Court Of Appeals Sidelines Decision Granting Voting Rights To Felons On Parole and Probation PDF Print E-mail
State Government
By Administrator   
Friday, 03 September 2021 15:47
The North Carolina Court of Appeals blocked a lower court ruling in a felon voter rights case, granting a petition for a writ of supersedeas and staying the expanded injunction pending appeal. 
This decision comes after legislative leaders asked Attorney General Josh Stein to immediately appeal the lower court's verbal order. When Stein refused to act, legislative leaders fired Stein and hired outside counsel. 

Sen. Warren Daniel (R-Burke) said, "The decision to block the lower court's ruling affirms that judges can't just replace laws they don't like with new ones.
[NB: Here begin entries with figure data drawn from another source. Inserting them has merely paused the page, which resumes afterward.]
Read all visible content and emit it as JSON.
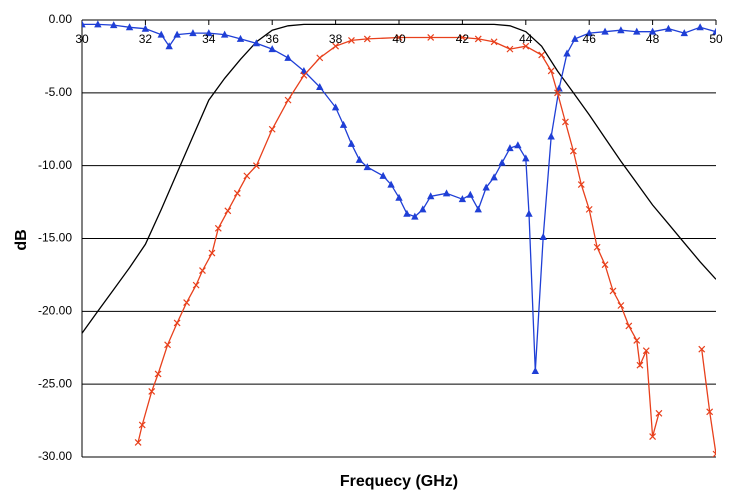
{
  "chart_data": {
    "type": "line",
    "x_label": "Frequecy (GHz)",
    "y_label": "dB",
    "xlim": [
      30,
      50
    ],
    "xticks": [
      30,
      32,
      34,
      36,
      38,
      40,
      42,
      44,
      46,
      48,
      50
    ],
    "ylim": [
      -30,
      0
    ],
    "yticks": [
      {
        "value": 0,
        "label": "0.00"
      },
      {
        "value": -5,
        "label": "-5.00"
      },
      {
        "value": -10,
        "label": "-10.00"
      },
      {
        "value": -15,
        "label": "-15.00"
      },
      {
        "value": -20,
        "label": "-20.00"
      },
      {
        "value": -25,
        "label": "-25.00"
      },
      {
        "value": -30,
        "label": "-30.00"
      }
    ],
    "grid": true,
    "series": [
      {
        "color": "#000000",
        "marker": "none",
        "x": [
          30,
          30.5,
          31,
          31.5,
          32,
          32.5,
          33,
          33.5,
          34,
          34.5,
          35,
          35.5,
          36,
          36.5,
          37,
          38,
          39,
          40,
          41,
          42,
          43,
          43.5,
          44,
          44.5,
          45,
          45.5,
          46,
          46.5,
          47,
          47.5,
          48,
          48.5,
          49,
          49.5,
          50
        ],
        "values": [
          -21.5,
          -20.0,
          -18.5,
          -17.0,
          -15.4,
          -13.0,
          -10.5,
          -8.0,
          -5.5,
          -4.0,
          -2.7,
          -1.5,
          -0.7,
          -0.4,
          -0.3,
          -0.3,
          -0.3,
          -0.3,
          -0.3,
          -0.3,
          -0.3,
          -0.4,
          -0.8,
          -1.8,
          -3.5,
          -5.0,
          -6.5,
          -8.1,
          -9.7,
          -11.2,
          -12.7,
          -14.0,
          -15.3,
          -16.6,
          -17.8
        ]
      },
      {
        "color": "#1f3fd6",
        "marker": "triangle",
        "x": [
          30,
          30.5,
          31,
          31.5,
          32,
          32.5,
          32.75,
          33,
          33.5,
          34,
          34.5,
          35,
          35.5,
          36,
          36.5,
          37,
          37.5,
          38,
          38.25,
          38.5,
          38.75,
          39,
          39.5,
          39.75,
          40,
          40.25,
          40.5,
          40.75,
          41,
          41.5,
          42,
          42.25,
          42.5,
          42.75,
          43,
          43.25,
          43.5,
          43.75,
          44,
          44.1,
          44.3,
          44.55,
          44.8,
          45.05,
          45.3,
          45.55,
          46,
          46.5,
          47,
          47.5,
          48,
          48.5,
          49,
          49.5,
          50
        ],
        "values": [
          -0.3,
          -0.3,
          -0.35,
          -0.5,
          -0.6,
          -1.0,
          -1.8,
          -1.0,
          -0.9,
          -0.9,
          -1.0,
          -1.3,
          -1.6,
          -2.0,
          -2.6,
          -3.5,
          -4.6,
          -6.0,
          -7.2,
          -8.5,
          -9.6,
          -10.1,
          -10.7,
          -11.3,
          -12.2,
          -13.3,
          -13.5,
          -13.0,
          -12.1,
          -11.9,
          -12.3,
          -12.0,
          -13.0,
          -11.5,
          -10.8,
          -9.8,
          -8.8,
          -8.6,
          -9.5,
          -13.3,
          -24.1,
          -14.9,
          -8.0,
          -4.7,
          -2.3,
          -1.3,
          -0.9,
          -0.8,
          -0.7,
          -0.8,
          -0.8,
          -0.6,
          -0.9,
          -0.5,
          -0.8
        ]
      },
      {
        "color": "#e8401c",
        "marker": "cross",
        "x": [
          31.77,
          31.9,
          32.2,
          32.4,
          32.7,
          33,
          33.3,
          33.6,
          33.8,
          34.1,
          34.3,
          34.6,
          34.9,
          35.2,
          35.5,
          36,
          36.5,
          37,
          37.5,
          38,
          38.5,
          39,
          40,
          41,
          42,
          42.5,
          43,
          43.5,
          44,
          44.5,
          44.8,
          45,
          45.25,
          45.5,
          45.75,
          46,
          46.25,
          46.5,
          46.75,
          47,
          47.25,
          47.5,
          47.6,
          47.8,
          48,
          48.2,
          48.3,
          49.55,
          49.8,
          50
        ],
        "values": [
          -29,
          -27.8,
          -25.5,
          -24.3,
          -22.3,
          -20.8,
          -19.4,
          -18.2,
          -17.2,
          -16.0,
          -14.3,
          -13.1,
          -11.9,
          -10.7,
          -10.0,
          -7.5,
          -5.5,
          -3.8,
          -2.6,
          -1.8,
          -1.4,
          -1.3,
          -1.2,
          -1.2,
          -1.2,
          -1.3,
          -1.5,
          -2.0,
          -1.8,
          -2.4,
          -3.5,
          -5.0,
          -7.0,
          -9.0,
          -11.3,
          -13.0,
          -15.6,
          -16.8,
          -18.6,
          -19.6,
          -21.0,
          -22.0,
          -23.7,
          -22.7,
          -28.6,
          -27.0,
          null,
          -22.6,
          -26.9,
          -29.8
        ]
      }
    ]
  }
}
It also shows how false Attorney General Josh Stein's purported reason was for refusing to defend the legislature in this case."

The North Carolina Constitution stipulates that felons cannot ever vote unless the legislature adopts a law to re-enfranchise them. In 1973, Democrats in the legislature passed such a law outlining when and how felons can regain the right to vote.

More than a year ago, a group filed a lawsuit seeking to overturn that 1973 law. The suit was dormant for most of the year, until last month a court decided to fast-track the case. The trial ended two weeks ago and the court verbally issued its decision, but declined to release a written opinion.

The verbal 2-1 decision effectively puts in place a new law, created by judges, governing felon voting rights to replace the law passed in 1973.

After the lower court's ruling, Sen. Warren Daniel (R-Burke) said, "This law, passed by a Democrat-led legislature 50 years ago, provides a path for felons to regain voting rights. If a judge prefers a different path to regaining those rights, then he or she should run for the General Assembly and propose that path. Judges aren’t supposed to be oligarchs who issue whatever decrees they think best."

After the lower court's ruling, legislative leaders asked their lawyer, Attorney General Josh Stein, to immediately appeal the determination. Stein refused, citing an odd technicality that his office claimed forbade him from appealing a judge's ruling without a written opinion.

Legislative leaders fired Stein for refusing to perform his duties

The legislature then engaged a new firm for new representation. The new firm filed a stay pending appeal of the court's ruling almost immediately. That request was granted today by the Court of Appeals.

The decision means that the lower court's ruling is blocked while a full appeal of that ruling proceeds.

Sam Hayes, General Counsel for House Speaker Tim Moore said, "We are pleased with the Order upholding the rule of law, which was issued today by the North Carolina Court of Appeals."